X Factor è tornato. La 19a edizione del talent show riparte su Sky Uno con una giuria rinnovata e la conduzione di Giorgia, promettendo nuove emozioni e la ricerca del prossimo fenomeno musicale.
Avvio di stagione in grande spolvero giovedì 11 settembre 2025 in prime time su Sky Uno – e in streaming su NOW – per X Factor, il talent show canoro più adrenalinico di sempre (versione nostrana del britannico “The X factor” ideato da Simon Cowell). Inaugurato nel lontano 2008 e giunto oramai a un passo dai vent’anni di storia, è prodotto da Fremantle; partito come format innovativo di competizione musicale per voci più o meno sconosciute a caccia di un contratto discografico, il programma è diventato poi nel corso degli anni fucina di veri e propri talenti internazionali. Gli stessi che hanno contribuito, viceversa, anche al successo dello show.

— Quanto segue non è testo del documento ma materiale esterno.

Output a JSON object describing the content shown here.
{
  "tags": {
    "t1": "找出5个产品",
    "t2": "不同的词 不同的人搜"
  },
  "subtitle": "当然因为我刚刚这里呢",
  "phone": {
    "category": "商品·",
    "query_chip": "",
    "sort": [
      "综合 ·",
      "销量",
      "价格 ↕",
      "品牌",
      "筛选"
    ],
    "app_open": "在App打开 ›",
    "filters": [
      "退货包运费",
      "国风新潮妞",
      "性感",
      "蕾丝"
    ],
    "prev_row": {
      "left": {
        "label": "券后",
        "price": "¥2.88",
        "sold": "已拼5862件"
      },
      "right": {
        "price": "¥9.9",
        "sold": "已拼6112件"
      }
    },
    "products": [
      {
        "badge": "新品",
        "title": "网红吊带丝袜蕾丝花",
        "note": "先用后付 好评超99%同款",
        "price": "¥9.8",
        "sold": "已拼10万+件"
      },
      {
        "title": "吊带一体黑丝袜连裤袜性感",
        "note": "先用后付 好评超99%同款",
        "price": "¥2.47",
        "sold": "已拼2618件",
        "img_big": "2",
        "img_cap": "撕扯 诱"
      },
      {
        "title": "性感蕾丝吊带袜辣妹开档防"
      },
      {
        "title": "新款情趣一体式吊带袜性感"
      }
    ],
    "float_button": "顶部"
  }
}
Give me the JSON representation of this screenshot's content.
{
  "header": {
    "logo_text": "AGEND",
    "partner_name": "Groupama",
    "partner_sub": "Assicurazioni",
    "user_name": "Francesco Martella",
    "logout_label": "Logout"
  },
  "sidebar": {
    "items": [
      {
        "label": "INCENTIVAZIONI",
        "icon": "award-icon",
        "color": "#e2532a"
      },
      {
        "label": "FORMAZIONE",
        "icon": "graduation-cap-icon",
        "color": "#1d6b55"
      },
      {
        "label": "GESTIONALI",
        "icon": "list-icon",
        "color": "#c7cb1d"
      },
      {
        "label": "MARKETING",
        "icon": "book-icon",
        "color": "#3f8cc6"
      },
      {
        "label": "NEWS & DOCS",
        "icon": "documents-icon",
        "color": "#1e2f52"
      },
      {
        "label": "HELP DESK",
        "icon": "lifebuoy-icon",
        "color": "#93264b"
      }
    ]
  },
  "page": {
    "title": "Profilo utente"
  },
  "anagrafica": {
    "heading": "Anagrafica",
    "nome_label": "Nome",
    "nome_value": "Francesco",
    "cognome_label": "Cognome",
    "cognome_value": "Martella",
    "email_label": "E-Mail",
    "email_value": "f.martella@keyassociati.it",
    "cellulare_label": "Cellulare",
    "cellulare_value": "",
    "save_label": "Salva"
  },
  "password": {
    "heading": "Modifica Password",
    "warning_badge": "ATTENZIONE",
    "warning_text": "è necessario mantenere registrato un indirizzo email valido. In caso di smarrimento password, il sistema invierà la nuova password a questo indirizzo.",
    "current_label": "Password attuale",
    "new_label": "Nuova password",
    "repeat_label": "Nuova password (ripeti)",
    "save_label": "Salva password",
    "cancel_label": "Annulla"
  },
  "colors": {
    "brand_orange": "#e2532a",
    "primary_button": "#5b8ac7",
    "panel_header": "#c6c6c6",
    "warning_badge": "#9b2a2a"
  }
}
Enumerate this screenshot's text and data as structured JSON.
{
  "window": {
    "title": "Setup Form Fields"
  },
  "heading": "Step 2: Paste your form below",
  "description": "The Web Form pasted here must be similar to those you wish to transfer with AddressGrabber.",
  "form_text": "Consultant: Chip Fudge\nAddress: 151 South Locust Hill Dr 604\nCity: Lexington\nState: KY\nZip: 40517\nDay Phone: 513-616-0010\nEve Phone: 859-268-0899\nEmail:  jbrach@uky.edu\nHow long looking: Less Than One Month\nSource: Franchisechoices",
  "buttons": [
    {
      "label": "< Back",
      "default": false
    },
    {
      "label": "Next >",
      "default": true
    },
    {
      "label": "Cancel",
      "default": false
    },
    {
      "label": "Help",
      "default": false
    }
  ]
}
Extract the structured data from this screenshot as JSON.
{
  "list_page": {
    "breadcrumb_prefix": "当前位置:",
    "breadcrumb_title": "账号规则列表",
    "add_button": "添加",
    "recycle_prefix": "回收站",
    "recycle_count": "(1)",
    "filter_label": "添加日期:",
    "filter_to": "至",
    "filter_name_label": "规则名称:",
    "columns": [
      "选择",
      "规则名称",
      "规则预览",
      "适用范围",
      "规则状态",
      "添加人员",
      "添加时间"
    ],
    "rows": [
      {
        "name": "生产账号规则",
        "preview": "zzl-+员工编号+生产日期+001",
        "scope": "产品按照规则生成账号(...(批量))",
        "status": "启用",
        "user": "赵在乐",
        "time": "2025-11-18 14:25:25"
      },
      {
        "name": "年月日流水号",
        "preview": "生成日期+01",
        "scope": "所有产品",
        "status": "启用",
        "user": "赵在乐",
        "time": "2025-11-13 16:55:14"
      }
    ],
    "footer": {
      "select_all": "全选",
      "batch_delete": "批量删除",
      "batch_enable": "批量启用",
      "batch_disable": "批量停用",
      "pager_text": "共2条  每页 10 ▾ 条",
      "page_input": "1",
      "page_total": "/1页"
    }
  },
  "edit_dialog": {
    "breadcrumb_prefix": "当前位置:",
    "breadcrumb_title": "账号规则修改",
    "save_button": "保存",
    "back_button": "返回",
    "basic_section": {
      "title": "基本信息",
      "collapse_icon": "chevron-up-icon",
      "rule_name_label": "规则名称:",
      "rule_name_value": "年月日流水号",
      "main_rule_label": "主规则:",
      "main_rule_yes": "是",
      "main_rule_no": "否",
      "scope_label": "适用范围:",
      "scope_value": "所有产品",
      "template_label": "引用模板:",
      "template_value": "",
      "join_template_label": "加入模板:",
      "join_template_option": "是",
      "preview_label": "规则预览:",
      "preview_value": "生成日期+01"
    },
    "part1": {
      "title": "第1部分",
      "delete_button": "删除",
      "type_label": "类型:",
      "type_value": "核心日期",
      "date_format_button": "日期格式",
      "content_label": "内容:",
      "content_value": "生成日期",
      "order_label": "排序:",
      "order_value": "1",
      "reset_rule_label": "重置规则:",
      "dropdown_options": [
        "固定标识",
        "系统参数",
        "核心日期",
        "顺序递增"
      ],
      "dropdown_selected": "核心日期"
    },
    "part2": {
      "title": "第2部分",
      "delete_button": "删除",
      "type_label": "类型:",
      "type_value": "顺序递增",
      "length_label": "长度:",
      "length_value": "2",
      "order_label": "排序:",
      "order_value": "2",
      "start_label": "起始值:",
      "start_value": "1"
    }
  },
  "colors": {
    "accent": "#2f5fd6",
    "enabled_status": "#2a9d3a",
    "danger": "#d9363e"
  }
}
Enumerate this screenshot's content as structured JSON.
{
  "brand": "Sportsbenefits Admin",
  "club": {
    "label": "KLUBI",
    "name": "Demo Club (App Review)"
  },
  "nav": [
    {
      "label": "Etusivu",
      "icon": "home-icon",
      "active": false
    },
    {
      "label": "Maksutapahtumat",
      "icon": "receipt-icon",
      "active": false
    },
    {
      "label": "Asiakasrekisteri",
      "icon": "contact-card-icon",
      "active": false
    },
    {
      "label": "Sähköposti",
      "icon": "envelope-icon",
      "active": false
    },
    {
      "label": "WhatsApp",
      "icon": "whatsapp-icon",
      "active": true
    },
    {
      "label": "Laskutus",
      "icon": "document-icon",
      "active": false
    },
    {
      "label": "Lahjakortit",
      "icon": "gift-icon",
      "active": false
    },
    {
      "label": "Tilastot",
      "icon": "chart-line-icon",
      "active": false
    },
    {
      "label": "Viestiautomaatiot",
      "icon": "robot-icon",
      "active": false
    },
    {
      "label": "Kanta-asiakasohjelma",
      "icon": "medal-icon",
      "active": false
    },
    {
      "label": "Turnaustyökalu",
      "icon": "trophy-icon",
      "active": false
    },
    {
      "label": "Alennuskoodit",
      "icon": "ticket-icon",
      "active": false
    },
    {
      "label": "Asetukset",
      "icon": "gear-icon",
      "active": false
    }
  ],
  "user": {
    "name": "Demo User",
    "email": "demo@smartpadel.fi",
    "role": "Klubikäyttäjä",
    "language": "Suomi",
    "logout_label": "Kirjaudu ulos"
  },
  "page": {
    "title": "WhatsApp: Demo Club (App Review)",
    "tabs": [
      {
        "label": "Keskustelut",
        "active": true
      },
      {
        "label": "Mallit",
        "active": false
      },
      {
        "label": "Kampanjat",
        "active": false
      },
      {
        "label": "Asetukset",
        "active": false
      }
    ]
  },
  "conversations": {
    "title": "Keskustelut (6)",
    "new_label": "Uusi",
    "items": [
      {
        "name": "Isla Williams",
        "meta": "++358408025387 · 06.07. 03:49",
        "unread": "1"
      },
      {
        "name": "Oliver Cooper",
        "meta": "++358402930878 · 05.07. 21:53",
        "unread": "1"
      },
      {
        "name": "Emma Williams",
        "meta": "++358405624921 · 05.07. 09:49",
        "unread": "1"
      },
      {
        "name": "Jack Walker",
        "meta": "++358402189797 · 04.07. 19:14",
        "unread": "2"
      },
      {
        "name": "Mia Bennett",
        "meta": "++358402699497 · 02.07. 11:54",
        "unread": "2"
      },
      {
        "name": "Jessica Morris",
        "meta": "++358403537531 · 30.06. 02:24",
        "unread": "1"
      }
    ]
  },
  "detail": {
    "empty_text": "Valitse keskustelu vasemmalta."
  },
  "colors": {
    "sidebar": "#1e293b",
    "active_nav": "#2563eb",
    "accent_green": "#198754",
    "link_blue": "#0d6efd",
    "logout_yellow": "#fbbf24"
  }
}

Dal rutilante contest, in questi quasi due decenni, sono infatti emerse voci oramai celebri come Marco Mengoni, Noemi, Giusy Ferreri, Elodie, Mahmood e Francesca Michielin. Quasi tutti artisti che pur non avendo strappato il primo posto al podio del format (fatta eccezione per Mengoni e Michielin), lo hanno poi sfruttato egregiamente come vetrina di lancio per le loro carriere. Non ultimi gli oramai divi Måneskin, partiti in sordina come talentuoso gruppo rock romano formatosi in un garage di Monteverde e consolidatosi per le vie chiave della capitale. Arrivati secondi al talent show dietro al tenore Lorenzo Licitra e sotto la guida del mentore Manuel Agnelli, sono divenuti poi un vero e proprio fenomeno mondiale capace di bruciare le tappe. Dopo una fase dedicata alle carriere soliste lanciate precocemente nello scorso 2024, hanno ora annunciato un’attesa reunion musicale, che dovrebbe avvenire entro l’inizio del 2026.
I giudici in cerca del fattore X
A cristallizzare il successo di questo programma, inizialmente ospitato da Rai2 (le prime quattro edizioni) poi passato nelle mani di Sky, è stato il format di conduzione-giuria. Traghettato da diversi conduttori (volto iconico del programma Alessandro Cattelan, al timone di X Factor per ben 10 anni, ndr) ha beneficiato dell’assetto vincente di una giuria che nel tempo, nonostante abbia subito molte evoluzioni, è stata anche capace di registrare una forte fidelizzazione grazie ad alcuni volti popolari della musica e della tv. La nota conduttrice Simona Ventura, la volitiva produttrice musicale Mara Maionchi, ma anche Emma, Arisa, Asia Argento, per una percentuale di presenza femminile in 19 anni altissima. A brillare anche star internazionali del calibro di Mika e Skin, magnifica voce e leader della band londinese Skunk Anansie.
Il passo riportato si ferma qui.